Beerman's adventures in voxel-land, part 6 : The best laid plans

Previous Entries : Intro Part 1 Part 2 Part 3 Part 4 Part 5

As mentioned in the last installment, I’ve got about a week and a half left to finish up the voxel game before ROM. Clearly then, this is the perfect time to start working on another game!

A basic spaceship sprite

The homebrew tournament’s been a feature for a couple of years now - basically it’s a high score contest played on games coded by attendees and friends. This year though, the field was looking a bit on the thin side - a few of my regulars didn’t have anything available for one reason or another, and it was down to just myself and Piku of NCOT software.

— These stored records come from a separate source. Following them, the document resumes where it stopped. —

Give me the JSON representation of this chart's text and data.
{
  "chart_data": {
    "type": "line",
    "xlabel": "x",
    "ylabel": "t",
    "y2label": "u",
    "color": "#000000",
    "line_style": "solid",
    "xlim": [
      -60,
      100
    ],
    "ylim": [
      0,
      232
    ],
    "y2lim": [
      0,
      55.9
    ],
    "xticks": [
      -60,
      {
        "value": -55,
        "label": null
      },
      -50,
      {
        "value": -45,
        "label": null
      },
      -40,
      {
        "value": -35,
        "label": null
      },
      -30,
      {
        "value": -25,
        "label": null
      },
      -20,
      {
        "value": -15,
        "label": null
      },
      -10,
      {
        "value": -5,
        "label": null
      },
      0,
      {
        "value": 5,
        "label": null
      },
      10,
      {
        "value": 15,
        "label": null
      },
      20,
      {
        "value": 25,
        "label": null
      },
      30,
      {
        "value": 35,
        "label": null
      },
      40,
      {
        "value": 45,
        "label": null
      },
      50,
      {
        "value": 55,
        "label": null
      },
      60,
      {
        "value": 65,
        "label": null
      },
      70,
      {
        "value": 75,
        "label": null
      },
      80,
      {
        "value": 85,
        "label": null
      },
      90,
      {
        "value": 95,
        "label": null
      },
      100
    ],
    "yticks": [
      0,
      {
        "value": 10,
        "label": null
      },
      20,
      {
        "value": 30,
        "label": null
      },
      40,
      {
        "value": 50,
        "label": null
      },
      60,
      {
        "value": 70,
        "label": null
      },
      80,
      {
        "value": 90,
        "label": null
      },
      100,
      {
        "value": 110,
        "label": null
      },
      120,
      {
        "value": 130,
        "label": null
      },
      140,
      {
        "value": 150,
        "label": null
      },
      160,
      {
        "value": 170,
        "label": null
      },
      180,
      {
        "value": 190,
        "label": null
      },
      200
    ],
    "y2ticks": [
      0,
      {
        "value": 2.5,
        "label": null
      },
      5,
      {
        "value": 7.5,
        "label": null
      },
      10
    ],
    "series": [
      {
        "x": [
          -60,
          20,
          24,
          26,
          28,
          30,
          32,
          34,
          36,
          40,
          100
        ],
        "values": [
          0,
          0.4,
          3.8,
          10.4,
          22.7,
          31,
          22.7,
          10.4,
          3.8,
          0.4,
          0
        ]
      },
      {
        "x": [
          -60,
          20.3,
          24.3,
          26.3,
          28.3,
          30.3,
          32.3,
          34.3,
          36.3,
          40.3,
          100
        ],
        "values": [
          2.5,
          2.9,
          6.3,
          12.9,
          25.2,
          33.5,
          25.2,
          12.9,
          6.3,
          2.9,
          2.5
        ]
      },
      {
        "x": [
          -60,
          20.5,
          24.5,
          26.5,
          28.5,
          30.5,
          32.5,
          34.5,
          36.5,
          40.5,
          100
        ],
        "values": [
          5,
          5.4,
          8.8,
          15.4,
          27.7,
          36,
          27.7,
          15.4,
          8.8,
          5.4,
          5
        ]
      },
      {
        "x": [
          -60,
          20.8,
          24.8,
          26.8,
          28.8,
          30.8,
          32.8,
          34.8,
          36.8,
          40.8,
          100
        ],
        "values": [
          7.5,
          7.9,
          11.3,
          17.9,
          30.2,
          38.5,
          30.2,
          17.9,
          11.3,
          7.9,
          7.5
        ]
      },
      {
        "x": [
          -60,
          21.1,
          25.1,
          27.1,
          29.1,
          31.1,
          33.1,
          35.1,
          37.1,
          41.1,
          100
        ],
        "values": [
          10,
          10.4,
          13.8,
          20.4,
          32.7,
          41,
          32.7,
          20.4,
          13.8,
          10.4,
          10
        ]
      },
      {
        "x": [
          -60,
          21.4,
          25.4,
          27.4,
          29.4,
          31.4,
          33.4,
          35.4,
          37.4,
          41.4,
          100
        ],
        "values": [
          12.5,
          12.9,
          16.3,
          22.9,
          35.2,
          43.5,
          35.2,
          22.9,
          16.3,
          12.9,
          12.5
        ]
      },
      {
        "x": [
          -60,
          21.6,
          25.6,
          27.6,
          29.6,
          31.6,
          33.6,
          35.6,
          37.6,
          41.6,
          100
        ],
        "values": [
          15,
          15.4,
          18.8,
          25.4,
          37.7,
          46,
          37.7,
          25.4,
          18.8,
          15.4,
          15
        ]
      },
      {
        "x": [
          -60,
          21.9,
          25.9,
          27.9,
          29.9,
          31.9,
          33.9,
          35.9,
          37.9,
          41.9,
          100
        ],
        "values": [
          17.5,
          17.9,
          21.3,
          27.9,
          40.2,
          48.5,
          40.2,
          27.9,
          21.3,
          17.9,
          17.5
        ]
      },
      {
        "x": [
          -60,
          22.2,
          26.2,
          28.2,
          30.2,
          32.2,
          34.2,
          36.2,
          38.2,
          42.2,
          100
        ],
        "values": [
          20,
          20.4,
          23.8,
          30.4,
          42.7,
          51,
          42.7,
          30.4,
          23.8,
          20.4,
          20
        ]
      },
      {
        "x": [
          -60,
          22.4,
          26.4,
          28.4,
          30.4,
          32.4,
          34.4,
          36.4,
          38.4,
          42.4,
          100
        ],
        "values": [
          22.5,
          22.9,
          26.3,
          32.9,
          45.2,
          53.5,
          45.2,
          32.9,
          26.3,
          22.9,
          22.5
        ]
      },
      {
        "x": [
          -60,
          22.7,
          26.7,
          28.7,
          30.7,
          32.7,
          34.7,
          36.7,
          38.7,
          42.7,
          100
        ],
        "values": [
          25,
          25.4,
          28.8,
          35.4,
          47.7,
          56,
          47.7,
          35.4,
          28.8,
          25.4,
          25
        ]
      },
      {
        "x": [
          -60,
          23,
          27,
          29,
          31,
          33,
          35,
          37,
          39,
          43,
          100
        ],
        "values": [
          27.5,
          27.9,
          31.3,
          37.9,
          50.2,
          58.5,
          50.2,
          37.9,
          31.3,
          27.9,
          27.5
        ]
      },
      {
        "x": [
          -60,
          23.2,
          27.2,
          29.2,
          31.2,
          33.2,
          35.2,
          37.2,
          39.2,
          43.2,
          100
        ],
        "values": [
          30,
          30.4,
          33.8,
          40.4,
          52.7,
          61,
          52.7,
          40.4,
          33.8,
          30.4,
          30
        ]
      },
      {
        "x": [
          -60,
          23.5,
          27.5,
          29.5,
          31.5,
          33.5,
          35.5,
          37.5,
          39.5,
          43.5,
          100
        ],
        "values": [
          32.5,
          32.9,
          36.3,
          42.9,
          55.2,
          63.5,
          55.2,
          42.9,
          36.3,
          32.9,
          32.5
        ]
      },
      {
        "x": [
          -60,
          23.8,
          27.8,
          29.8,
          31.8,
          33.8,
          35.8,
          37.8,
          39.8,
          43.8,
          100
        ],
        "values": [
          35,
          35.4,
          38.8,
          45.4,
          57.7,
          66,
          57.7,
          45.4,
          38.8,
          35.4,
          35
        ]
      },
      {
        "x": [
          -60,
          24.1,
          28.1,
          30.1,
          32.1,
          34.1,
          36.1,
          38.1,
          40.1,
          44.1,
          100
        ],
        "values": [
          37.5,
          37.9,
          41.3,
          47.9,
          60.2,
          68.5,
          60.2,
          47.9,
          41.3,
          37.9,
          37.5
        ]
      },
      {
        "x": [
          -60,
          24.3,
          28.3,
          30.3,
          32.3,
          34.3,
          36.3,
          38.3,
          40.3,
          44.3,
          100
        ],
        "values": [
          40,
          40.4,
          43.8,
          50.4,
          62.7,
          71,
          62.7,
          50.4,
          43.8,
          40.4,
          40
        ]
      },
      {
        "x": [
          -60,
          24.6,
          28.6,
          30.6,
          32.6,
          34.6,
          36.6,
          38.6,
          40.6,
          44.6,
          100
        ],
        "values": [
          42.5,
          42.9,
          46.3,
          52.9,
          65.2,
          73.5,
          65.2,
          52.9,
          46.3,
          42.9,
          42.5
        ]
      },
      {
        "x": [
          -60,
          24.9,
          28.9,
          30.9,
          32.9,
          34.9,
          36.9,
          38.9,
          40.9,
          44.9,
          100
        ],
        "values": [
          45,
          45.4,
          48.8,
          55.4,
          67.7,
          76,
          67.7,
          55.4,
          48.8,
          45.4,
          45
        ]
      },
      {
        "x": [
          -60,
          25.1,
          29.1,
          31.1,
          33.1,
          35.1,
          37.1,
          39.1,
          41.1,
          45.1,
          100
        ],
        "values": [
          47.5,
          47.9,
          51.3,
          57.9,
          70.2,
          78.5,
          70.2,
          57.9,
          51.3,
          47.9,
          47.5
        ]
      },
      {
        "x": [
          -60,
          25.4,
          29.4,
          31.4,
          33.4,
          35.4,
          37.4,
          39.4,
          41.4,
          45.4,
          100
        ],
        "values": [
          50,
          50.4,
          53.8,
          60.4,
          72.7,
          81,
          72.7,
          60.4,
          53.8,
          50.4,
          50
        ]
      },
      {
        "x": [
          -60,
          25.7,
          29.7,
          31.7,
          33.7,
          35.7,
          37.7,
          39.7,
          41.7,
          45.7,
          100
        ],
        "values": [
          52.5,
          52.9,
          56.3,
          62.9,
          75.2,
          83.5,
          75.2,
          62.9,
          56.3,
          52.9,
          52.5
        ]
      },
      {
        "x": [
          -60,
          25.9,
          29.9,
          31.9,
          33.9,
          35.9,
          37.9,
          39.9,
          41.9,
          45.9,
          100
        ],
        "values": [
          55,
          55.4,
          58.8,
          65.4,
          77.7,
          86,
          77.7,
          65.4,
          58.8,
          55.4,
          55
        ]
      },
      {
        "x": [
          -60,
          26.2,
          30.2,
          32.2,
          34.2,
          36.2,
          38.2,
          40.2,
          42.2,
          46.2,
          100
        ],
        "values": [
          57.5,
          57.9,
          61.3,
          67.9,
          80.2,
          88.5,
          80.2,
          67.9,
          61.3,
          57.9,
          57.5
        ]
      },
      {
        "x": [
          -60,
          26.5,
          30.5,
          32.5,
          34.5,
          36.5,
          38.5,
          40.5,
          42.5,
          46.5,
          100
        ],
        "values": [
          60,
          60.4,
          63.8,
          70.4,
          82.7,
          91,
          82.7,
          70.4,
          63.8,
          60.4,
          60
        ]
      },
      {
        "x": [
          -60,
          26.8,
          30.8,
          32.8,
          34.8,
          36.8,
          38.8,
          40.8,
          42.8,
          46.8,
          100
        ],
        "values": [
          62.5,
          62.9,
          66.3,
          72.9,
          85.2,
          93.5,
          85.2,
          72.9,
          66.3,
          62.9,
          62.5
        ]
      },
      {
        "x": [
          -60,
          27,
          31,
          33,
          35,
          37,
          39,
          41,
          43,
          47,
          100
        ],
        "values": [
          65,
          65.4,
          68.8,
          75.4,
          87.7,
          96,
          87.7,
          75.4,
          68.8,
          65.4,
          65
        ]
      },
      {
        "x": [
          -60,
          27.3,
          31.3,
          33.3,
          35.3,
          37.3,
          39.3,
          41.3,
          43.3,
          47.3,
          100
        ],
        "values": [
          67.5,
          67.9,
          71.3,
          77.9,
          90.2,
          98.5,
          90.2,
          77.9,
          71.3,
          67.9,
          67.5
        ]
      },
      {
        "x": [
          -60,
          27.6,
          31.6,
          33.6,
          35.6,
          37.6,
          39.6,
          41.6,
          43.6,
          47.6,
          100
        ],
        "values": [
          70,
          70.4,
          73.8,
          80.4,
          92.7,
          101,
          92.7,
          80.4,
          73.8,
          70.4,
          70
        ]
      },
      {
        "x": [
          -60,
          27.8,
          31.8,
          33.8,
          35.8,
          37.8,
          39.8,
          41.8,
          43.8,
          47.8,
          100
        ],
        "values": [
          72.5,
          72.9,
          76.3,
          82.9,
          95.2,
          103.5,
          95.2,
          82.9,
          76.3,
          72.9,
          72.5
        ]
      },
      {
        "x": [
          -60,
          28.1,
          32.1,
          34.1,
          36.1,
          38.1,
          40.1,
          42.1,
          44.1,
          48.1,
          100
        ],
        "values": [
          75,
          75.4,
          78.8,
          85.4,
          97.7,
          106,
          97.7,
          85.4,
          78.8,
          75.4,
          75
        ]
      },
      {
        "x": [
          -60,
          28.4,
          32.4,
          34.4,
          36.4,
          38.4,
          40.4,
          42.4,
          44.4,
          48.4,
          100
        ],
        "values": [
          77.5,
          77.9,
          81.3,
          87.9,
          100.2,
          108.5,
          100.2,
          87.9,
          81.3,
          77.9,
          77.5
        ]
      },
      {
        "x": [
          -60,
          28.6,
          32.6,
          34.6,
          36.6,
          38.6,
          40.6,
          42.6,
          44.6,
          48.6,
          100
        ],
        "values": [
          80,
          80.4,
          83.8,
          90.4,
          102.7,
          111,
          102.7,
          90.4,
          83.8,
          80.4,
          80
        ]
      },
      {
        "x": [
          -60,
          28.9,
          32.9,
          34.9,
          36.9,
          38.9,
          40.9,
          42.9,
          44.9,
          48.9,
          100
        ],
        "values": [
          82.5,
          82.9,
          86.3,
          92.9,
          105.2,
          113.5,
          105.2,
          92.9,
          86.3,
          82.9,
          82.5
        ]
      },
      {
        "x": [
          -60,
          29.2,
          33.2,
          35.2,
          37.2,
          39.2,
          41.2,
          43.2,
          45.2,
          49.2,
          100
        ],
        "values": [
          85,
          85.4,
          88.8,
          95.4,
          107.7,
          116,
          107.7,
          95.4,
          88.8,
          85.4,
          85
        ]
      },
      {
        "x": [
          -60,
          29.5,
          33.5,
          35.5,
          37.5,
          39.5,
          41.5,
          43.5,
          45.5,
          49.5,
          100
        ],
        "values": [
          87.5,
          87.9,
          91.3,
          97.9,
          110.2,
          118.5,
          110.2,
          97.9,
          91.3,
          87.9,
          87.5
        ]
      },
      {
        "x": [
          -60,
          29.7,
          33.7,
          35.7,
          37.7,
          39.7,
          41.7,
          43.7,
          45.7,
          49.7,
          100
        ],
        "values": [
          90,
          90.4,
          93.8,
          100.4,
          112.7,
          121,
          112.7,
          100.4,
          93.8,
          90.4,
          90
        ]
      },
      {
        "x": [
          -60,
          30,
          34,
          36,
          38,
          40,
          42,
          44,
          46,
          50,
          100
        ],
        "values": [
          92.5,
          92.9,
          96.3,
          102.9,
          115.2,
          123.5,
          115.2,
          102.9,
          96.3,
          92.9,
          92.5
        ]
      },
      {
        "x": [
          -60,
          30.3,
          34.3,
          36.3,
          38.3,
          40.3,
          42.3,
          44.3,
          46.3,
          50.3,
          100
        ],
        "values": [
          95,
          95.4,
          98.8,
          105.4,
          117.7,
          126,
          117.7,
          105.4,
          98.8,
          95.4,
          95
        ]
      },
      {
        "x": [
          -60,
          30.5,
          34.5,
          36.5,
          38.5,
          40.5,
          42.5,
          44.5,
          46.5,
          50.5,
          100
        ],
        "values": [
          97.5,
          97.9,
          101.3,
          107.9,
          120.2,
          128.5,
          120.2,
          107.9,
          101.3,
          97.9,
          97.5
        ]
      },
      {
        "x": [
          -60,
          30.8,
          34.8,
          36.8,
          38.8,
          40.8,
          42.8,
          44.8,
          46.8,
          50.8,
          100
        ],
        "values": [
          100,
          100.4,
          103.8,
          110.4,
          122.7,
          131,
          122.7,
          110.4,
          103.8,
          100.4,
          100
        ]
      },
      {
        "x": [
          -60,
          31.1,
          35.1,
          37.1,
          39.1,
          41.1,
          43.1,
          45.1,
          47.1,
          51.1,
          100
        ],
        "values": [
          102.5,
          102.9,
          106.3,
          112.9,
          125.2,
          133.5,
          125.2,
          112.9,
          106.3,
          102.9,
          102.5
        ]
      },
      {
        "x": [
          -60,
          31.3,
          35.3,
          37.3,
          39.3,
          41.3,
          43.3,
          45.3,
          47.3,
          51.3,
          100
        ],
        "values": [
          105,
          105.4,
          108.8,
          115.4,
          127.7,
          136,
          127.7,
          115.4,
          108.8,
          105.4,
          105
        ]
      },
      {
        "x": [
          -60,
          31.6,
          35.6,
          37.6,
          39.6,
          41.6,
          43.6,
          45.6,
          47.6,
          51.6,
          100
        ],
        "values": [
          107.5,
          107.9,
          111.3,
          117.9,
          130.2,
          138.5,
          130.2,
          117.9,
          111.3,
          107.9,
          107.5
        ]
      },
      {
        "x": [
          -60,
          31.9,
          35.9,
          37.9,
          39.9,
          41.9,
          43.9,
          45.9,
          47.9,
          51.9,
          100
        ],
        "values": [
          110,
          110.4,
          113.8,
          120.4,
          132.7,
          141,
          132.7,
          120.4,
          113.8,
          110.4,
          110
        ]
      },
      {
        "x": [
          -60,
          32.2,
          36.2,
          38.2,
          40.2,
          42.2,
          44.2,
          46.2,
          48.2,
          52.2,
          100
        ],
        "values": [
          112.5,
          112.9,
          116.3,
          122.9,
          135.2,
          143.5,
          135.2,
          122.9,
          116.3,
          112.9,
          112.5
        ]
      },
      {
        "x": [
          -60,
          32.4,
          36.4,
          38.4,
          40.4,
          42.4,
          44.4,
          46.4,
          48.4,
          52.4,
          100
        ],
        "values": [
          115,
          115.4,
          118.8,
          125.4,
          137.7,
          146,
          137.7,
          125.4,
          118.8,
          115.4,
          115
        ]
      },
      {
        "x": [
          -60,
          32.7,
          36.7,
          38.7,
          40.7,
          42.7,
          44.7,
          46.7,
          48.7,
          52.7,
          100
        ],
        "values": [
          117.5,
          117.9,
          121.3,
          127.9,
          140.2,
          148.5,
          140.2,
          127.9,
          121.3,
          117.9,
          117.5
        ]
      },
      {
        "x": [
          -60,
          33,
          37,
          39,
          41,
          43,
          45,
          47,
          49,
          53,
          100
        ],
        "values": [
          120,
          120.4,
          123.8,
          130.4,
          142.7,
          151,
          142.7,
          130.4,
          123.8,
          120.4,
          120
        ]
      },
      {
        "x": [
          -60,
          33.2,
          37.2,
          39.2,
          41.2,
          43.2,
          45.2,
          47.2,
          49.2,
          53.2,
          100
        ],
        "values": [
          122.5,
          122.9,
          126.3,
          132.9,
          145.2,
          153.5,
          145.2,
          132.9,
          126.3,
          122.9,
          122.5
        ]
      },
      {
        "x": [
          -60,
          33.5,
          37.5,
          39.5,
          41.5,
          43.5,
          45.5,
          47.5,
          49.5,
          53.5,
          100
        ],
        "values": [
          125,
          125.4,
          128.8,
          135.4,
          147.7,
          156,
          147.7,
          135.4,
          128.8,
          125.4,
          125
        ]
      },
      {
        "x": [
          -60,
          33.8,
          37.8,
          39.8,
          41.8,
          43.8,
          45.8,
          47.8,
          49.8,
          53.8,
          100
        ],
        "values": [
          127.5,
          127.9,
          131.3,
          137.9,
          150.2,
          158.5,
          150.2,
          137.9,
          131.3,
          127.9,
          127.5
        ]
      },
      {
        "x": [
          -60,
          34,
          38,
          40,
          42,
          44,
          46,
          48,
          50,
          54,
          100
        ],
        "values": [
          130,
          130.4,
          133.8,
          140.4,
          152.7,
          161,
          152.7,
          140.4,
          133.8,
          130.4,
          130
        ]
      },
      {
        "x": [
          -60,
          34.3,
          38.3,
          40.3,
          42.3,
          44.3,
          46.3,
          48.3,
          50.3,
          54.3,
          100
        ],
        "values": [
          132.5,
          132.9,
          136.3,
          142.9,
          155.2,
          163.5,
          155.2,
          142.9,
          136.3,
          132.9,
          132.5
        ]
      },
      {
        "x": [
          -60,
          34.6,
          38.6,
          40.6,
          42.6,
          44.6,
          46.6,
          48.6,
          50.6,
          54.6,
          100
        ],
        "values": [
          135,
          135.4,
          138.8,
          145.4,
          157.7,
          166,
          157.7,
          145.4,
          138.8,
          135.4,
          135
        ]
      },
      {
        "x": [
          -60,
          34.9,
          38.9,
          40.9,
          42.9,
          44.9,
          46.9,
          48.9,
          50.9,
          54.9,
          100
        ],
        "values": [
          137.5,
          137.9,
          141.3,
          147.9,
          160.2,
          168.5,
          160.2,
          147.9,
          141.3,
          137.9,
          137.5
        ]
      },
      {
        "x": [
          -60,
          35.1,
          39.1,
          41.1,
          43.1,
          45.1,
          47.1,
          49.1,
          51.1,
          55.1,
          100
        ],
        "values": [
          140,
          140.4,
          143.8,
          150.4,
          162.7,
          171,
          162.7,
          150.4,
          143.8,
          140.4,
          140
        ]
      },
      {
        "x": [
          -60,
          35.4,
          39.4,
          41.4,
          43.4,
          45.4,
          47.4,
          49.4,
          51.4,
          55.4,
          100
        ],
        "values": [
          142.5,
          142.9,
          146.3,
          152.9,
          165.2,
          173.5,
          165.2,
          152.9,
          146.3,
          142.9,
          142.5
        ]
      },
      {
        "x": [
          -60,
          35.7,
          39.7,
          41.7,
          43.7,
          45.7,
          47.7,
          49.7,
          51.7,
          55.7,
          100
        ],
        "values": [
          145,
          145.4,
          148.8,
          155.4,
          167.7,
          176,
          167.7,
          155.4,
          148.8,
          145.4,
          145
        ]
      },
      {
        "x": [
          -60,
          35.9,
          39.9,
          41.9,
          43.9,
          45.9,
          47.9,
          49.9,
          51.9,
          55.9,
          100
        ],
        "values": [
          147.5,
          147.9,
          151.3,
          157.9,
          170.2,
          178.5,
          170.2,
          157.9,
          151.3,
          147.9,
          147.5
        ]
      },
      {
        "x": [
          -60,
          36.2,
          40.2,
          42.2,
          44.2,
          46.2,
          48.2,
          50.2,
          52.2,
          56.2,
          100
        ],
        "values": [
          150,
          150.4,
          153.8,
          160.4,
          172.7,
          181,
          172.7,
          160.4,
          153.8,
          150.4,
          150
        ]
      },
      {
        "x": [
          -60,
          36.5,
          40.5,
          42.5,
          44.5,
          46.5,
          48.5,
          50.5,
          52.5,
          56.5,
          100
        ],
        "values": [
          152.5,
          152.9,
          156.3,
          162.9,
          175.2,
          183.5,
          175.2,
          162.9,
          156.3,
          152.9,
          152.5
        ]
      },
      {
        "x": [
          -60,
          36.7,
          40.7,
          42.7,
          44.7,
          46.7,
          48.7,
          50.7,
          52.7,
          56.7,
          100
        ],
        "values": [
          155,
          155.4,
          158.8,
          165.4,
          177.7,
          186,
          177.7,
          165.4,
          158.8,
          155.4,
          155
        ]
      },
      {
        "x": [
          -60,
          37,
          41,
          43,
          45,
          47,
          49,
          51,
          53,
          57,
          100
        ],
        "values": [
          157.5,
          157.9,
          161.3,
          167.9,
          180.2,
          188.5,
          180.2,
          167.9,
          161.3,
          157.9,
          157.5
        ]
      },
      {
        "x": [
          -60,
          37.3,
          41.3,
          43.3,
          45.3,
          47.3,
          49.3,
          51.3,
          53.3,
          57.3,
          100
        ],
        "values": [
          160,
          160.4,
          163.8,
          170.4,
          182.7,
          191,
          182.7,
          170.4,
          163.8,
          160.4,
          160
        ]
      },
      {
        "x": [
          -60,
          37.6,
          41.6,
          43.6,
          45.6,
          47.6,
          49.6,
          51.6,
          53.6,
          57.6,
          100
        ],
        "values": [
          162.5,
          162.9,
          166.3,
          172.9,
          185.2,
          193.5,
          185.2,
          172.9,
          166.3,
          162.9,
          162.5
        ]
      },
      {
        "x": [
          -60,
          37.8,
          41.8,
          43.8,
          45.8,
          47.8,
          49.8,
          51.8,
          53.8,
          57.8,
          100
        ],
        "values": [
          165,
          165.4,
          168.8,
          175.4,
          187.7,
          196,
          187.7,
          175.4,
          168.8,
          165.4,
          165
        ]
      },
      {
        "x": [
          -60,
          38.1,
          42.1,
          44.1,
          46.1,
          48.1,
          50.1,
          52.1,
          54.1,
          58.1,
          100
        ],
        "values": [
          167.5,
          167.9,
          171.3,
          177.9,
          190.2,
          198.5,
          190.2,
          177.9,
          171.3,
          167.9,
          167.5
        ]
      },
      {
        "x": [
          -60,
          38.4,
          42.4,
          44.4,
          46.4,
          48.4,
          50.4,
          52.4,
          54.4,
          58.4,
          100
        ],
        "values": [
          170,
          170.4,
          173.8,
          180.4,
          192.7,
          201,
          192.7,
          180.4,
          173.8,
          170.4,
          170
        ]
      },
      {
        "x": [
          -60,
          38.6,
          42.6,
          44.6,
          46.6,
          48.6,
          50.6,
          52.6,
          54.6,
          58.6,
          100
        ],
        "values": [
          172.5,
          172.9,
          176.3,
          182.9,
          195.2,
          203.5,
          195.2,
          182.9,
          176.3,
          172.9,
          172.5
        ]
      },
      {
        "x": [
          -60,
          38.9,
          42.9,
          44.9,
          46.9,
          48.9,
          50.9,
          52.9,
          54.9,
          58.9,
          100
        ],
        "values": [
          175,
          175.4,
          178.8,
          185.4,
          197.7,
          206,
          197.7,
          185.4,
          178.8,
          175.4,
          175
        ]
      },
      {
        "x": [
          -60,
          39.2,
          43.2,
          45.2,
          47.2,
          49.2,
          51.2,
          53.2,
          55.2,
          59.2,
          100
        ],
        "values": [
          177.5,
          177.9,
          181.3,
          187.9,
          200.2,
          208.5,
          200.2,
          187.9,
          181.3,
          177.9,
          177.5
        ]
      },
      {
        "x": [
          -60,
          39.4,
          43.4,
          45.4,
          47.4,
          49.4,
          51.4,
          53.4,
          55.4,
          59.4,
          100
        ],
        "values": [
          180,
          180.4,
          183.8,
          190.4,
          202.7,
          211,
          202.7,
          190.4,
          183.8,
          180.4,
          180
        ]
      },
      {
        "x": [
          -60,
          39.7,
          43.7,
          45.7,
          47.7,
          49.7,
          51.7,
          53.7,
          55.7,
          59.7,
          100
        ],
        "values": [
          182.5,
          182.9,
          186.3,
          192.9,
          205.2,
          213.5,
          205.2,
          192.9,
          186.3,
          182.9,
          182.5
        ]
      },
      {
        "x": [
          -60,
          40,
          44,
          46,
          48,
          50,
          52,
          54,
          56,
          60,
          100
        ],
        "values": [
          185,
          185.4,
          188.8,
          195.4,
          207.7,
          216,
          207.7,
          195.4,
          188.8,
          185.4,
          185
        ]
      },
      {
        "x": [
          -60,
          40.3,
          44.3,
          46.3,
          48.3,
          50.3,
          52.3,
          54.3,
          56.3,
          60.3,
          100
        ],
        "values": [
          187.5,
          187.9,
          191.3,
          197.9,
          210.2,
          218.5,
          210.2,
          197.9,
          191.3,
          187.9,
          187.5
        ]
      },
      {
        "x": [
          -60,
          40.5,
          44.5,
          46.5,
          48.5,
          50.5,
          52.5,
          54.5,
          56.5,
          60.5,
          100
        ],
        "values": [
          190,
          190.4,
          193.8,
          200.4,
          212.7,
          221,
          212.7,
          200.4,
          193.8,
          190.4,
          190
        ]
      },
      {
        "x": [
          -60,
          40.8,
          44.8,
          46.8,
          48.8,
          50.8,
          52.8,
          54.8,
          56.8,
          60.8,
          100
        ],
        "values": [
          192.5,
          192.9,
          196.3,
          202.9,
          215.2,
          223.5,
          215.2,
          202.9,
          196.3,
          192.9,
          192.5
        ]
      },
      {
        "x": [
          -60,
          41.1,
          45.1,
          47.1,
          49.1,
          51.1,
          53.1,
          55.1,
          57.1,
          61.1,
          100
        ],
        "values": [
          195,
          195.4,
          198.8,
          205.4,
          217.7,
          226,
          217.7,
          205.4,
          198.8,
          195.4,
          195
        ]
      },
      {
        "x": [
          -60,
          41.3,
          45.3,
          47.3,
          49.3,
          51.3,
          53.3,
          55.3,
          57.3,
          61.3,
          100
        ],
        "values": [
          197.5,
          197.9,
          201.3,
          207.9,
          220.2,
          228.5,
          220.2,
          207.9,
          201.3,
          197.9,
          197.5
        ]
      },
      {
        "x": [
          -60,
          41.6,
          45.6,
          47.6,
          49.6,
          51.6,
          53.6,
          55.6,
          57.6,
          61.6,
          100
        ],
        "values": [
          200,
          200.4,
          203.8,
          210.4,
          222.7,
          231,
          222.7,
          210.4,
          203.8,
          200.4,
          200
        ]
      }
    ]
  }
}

Not wanting to leave it with just the two games in there, I had a think about what I could build on the voxel code that wouldn’t take much development time, and settled on a sort of hybrid of Flappy Bird and the Star Wars trench run. Pilot your [totallynotanxwinghonest] fighter down an endless, randomly generated trench, with points awarded for distance.

So having got a fair bit done on the shooter on Saturday, I sat down around 6pm Sunday evening to have a play. By 11 it was looking something like this:

Not much of a game there yet, but it does fly really nicely.

Monday night was mostly spent tweaking performance and tidying up a few rendering issues, then Tuesday’s job was making a start on the collision detection.

So far, it just flags a collision if your ship’s centre point is inside of a non-empty chunk - if I don’t want the game to be either stupidly easy or horrifically unfair I probably need to make that a bit more accurate, which means I need to check if any of the ship’s blocks intersect with any blocks in the surrounding chunks. This may involve maths!